Menstrual cycle loss and resumption among patients with anorexia nervosa spectrum eating disorders: Is relative or absolute weight more influential?

Laura A Berner, Emily H Feig, Ashley A Witt, Michael R Lowe
International Journal of Eating Disorders 2017, 50 (4): 442-446

OBJECTIVE: Prior research suggests that both body mass index (BMI) and weight suppression (highest past weight minus current weight; WS) are important in determining adult anorexia nervosa (AN) severity. We examined associations between amenorrhea and WS, DSM-5 BMI severity category, and highest premorbid BMI among patients with AN.

METHOD: Participants (N = 69) were adult female AN-spectrum patients at two residential treatment facilities.
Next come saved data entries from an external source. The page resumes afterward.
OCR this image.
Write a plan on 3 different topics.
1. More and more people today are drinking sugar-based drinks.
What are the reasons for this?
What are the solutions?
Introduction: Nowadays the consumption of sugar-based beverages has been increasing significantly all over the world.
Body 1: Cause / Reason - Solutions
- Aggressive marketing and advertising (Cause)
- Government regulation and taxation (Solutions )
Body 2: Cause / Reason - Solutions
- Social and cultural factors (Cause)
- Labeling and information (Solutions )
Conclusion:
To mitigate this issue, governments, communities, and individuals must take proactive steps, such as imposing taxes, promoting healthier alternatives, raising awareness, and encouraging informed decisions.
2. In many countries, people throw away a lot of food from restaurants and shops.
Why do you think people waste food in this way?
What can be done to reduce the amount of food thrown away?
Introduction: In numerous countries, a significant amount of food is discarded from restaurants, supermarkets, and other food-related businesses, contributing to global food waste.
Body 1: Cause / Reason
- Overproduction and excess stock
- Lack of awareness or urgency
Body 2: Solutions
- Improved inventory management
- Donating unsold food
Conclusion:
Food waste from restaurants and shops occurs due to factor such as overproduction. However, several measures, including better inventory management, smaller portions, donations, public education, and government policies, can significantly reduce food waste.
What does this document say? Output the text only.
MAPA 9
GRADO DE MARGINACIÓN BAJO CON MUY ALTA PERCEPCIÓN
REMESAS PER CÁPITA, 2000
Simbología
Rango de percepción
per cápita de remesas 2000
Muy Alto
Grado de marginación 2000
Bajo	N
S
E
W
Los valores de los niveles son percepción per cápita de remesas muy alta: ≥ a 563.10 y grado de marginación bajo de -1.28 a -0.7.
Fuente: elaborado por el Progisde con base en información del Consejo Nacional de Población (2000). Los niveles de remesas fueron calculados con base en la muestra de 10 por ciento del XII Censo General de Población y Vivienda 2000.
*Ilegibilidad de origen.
At admission, height, and weight were measured, and participants completed questionnaires assessing menstrual status and weight history.

RESULTS: Greater WS, adjusted for BMI, was associated with menstrual function at admission. First amenorrhea onset occurred at a normal BMI for 38.5% of participants. Premorbid highest BMI positively correlated with BMI at amenorrhea onset, and higher BMI at amenorrhea onset was associated with higher BMI at menses resumption.

DISCUSSION: These findings add to the literature indicating that relative and absolute weight status are dual indicators of illness severity in AN, and preliminarily suggest that a large proportion of adults who present for treatment initially may have shown symptoms of starvation at a normal BMI. Results underscore the need to focus on weight loss in early detection efforts and may inform target weight setting in the treatment of AN.